I should unbuckle my pack straps in case an unanticipated tumble whisks me downstream. Snagging a strap on a submerged log is all it will take. In 2017, two PCT hikers lost their lives this way. But I forget this vital survival strategy. Relying on my agility and trekking poles alone, I prepare to tackle my next river crossing. Without a run-up, I must leap beyond my normal stride to the safest landing point I can find. And do this several times before I reach dry land on the opposite bank.

A pointy rock is ideal, but will I be able to hold my balance and teeter there long enough before I must push off for the next suitable landing spot? Should I go for slippery, flat rocks and anchor my poles hard to keep me upright? Or crab walk my 20kg load through a river whose depth, and flow I can neither see nor estimate?

I have been making these decisions the entire day and loving the challenge but, after a hard 29km slog, fatigue is building. My eyes strain and my lids droop. I blink several times to stave off their closure and yawn. If I were driving a car, I’d heed the Australian Police’s warning to “Stop. Revive. Survive.” But I’m not driving a car. I’m walking 4,300 km of the Pacific Crest Trail in the USA with every essential provision on my back and I must push on, regardless of the difficulties.

My walking partner, upstream, is struggling to find her own safe passage. Dazed, I stare at her, hopeful she will make it to the other side. Visions of lying in a warm bed momentarily enter my consciousness. Focus Katrina, I whisper to myself as I return my gaze to the myriad of crossing options before me.

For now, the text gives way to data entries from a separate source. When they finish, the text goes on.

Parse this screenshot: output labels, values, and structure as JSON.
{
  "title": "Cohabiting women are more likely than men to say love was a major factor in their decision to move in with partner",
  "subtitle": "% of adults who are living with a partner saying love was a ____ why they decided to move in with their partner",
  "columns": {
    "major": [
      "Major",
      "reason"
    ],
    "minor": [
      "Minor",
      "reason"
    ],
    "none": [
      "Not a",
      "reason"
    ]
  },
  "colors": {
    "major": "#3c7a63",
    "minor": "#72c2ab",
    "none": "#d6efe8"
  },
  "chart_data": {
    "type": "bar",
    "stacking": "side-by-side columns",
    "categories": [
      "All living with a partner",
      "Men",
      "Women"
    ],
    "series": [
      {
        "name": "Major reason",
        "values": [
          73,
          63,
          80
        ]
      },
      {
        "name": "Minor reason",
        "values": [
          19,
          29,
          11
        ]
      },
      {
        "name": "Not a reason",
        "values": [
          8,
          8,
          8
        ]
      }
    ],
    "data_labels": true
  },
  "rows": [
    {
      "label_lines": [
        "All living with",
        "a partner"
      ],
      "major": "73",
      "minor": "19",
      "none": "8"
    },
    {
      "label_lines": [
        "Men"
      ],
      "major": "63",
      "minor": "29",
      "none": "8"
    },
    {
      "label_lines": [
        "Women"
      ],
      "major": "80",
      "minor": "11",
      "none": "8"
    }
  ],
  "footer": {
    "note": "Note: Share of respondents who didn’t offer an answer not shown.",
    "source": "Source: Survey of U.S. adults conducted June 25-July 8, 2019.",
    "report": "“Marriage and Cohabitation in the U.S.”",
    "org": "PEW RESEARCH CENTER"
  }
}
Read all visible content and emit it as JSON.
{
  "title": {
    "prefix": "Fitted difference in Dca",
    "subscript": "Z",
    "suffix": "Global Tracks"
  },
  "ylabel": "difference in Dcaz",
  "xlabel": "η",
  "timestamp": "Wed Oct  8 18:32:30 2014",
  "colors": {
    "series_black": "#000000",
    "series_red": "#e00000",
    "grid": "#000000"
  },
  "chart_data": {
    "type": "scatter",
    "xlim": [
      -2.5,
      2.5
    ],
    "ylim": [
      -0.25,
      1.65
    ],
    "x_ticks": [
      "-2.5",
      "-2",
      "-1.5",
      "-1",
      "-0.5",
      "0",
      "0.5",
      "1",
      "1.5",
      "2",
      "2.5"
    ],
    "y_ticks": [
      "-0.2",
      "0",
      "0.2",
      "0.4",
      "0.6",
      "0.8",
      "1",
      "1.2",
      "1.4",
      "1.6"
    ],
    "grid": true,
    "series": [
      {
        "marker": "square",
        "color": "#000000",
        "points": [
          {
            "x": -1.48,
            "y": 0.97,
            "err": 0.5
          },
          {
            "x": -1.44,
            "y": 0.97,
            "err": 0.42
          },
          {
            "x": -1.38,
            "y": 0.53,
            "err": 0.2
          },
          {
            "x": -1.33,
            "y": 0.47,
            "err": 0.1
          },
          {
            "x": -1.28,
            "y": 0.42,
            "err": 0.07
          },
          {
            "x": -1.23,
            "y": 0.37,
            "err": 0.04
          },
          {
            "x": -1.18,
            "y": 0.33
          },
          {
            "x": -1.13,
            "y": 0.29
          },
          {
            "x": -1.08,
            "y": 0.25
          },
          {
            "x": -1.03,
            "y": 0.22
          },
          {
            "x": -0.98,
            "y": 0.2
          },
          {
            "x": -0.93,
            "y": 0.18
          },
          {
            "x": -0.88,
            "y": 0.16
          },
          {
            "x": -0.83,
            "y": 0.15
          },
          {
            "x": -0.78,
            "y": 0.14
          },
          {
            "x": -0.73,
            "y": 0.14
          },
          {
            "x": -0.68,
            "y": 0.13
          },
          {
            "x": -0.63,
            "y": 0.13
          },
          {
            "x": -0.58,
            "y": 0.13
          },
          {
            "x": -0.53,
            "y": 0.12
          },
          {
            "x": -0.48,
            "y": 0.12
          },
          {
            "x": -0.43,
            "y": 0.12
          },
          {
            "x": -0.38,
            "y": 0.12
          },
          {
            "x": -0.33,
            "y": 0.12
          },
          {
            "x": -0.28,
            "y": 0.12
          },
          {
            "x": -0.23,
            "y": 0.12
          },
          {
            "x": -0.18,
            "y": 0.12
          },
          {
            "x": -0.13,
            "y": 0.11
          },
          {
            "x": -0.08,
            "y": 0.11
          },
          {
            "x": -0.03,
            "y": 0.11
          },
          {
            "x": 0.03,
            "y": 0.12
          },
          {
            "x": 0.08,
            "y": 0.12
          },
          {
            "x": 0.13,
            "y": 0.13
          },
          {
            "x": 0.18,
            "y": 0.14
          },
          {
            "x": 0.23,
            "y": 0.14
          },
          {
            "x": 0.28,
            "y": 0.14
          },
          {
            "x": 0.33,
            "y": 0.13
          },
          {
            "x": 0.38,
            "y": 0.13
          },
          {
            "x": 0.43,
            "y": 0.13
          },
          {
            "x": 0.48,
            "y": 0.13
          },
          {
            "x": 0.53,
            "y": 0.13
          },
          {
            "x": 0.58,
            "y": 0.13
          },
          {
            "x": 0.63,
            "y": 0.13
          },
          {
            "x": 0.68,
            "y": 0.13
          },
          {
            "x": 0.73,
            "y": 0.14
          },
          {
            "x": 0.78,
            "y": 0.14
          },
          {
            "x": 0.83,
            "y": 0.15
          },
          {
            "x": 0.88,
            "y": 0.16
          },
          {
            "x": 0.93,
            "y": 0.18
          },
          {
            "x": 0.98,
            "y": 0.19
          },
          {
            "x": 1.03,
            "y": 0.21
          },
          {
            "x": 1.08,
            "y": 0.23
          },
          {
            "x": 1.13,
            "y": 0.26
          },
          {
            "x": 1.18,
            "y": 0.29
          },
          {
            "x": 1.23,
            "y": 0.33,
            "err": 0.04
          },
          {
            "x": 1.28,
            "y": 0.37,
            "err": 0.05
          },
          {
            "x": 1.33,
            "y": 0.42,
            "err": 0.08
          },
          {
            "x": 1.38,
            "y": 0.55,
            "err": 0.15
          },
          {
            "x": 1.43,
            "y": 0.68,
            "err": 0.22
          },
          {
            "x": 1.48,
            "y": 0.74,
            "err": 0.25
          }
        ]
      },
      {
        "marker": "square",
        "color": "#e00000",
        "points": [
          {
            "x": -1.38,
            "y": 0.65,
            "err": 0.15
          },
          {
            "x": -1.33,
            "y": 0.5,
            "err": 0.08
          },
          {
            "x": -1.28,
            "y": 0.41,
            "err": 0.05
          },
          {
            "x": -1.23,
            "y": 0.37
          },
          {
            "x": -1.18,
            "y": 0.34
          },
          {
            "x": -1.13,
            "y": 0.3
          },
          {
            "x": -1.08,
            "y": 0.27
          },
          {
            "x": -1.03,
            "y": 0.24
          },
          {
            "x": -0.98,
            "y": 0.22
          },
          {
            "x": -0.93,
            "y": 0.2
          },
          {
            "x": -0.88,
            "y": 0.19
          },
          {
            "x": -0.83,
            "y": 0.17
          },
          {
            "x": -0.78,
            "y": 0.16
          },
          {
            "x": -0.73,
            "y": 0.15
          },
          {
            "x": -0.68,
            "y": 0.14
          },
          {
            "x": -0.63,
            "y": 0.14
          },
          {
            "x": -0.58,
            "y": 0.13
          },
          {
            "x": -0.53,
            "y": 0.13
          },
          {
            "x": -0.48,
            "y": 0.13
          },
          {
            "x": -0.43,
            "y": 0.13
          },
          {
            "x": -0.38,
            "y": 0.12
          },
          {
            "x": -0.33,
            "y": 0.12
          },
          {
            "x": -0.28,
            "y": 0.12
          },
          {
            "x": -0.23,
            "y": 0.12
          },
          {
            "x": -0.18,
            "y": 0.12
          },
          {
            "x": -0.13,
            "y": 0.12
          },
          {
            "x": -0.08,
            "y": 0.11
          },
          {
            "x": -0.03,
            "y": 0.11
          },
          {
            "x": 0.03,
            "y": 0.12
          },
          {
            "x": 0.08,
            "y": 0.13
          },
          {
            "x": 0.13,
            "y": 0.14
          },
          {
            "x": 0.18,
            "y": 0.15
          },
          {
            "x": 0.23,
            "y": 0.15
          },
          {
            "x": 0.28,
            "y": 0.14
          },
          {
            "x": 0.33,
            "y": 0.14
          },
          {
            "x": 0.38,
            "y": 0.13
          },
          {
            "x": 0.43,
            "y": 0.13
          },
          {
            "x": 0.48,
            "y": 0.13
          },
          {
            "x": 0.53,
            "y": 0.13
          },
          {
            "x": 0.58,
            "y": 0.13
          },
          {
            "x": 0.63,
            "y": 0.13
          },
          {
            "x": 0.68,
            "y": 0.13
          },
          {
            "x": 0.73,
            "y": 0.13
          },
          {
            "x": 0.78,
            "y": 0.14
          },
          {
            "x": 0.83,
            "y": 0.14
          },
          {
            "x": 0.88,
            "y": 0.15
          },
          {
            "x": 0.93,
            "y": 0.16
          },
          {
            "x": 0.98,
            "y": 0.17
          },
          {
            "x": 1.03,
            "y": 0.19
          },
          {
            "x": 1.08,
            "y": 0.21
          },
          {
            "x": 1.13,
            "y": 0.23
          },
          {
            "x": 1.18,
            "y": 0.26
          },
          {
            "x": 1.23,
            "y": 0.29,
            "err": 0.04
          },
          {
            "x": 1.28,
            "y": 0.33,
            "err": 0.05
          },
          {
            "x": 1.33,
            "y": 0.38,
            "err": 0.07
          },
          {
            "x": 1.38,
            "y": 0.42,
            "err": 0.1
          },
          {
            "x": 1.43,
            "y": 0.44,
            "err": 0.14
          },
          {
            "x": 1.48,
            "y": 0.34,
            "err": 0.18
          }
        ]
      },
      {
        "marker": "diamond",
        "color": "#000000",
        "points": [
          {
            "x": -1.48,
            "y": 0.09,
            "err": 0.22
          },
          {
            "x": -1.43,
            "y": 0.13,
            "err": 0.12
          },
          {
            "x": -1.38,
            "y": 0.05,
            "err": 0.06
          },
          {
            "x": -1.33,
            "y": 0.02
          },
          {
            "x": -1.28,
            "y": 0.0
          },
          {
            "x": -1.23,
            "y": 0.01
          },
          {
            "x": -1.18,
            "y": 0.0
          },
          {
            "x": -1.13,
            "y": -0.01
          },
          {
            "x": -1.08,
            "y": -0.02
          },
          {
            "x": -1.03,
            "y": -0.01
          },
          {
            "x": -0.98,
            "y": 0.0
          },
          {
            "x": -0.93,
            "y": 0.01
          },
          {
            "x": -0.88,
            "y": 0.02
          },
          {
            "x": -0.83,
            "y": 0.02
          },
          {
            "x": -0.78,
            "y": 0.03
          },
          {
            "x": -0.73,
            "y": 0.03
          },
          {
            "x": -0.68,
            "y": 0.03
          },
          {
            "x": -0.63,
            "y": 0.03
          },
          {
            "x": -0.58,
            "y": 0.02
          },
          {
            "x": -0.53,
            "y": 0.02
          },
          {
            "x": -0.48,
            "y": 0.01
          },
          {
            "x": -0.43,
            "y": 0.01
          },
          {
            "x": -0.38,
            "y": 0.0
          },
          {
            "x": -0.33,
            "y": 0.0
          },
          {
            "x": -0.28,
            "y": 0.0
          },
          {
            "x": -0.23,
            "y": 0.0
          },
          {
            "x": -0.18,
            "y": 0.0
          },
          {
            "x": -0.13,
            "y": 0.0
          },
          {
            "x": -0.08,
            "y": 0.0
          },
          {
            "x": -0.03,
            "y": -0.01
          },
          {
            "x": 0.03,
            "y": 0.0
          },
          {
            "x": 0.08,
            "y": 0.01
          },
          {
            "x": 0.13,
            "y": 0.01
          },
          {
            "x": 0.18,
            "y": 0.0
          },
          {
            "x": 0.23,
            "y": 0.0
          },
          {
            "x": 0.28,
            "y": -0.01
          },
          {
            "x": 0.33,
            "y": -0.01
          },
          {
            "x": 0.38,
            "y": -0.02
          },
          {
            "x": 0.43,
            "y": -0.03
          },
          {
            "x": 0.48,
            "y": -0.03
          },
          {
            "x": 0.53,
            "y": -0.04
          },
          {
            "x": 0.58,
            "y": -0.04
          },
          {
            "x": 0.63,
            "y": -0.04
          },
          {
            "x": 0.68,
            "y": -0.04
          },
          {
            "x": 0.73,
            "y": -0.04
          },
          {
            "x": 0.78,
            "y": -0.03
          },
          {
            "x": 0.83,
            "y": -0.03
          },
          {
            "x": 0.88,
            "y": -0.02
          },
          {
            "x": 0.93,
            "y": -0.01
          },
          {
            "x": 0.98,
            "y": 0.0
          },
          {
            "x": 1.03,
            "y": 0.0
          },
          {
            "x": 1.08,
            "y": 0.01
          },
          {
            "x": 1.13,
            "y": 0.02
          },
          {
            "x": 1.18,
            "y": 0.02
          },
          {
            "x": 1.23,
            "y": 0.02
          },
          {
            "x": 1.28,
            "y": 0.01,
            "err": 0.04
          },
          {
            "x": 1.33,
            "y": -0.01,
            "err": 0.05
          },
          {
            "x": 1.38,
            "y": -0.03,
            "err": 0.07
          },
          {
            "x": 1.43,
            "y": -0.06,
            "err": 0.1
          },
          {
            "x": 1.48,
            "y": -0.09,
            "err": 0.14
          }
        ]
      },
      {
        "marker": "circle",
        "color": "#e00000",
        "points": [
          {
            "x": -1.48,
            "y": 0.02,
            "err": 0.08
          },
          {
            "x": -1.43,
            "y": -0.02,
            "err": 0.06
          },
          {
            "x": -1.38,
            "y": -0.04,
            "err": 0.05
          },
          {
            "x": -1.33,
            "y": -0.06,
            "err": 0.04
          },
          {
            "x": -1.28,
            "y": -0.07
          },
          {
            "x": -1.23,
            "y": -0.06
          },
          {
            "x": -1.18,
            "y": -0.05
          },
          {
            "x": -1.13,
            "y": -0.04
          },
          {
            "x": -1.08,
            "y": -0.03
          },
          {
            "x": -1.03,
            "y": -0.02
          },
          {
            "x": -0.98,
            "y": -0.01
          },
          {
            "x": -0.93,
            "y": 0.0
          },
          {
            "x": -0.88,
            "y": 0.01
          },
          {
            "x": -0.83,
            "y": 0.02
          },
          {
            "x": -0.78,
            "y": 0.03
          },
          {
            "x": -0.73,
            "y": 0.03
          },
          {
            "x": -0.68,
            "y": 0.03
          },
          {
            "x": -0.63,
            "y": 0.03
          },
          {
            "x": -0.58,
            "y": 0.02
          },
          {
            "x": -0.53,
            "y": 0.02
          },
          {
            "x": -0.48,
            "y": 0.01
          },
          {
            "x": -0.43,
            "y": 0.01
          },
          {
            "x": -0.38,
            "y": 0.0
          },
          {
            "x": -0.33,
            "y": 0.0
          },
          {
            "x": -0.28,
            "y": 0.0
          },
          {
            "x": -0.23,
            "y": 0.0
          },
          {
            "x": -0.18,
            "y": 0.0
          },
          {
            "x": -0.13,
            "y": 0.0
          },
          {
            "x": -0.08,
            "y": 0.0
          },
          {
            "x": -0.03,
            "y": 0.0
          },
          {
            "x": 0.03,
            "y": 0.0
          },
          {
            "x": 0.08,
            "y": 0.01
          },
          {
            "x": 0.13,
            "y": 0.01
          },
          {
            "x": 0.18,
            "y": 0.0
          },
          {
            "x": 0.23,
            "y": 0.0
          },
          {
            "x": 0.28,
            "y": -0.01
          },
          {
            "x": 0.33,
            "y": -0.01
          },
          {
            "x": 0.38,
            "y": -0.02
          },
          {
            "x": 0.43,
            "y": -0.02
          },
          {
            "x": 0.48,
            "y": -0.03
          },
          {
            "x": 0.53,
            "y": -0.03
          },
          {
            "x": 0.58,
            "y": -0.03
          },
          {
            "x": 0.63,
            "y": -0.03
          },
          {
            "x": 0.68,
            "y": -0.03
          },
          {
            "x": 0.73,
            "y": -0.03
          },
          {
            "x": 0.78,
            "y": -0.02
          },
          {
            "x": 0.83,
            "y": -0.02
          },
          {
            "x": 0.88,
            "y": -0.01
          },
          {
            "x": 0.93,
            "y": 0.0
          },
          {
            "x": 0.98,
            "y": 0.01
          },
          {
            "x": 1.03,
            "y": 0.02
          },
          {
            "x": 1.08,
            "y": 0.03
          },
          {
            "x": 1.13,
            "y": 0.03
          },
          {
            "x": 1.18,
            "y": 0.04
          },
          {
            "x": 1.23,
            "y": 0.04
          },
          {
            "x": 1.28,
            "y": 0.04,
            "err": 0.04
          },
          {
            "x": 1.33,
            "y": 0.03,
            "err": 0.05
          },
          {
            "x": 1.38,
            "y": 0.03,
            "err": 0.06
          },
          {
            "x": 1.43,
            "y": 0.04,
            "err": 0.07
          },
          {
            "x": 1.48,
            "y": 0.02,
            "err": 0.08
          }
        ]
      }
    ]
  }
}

This rock or that rock? A prod from my pole tests their stability. With the pole guiding me, I advance into the boisterous river toward the least wobbly-looking rock. My shoe fills with water but lands on solid ground. Blessed relief. I push off with my other foot to progress toward the next-best stepping platform, but my foot slips, throwing me off balance. Gripping my left pole, I right myself, just in time. Holy Shit! That was close. I breathe a sigh of relief as I oscillate in slow motion, assessing my next move. Phew! Still standing. You’ve got this, baby. Keep going!

S-N-A-P! as my left pole sheers in two. “A-r-r-g-h-h!” I scream in disbelief.

Splash! Far out! No polite way about this. “F@#*!!

The freezing current whips me downstream. Mild panic grips me. Is this the end? Is the Pacific Crest Trail my final dream hike?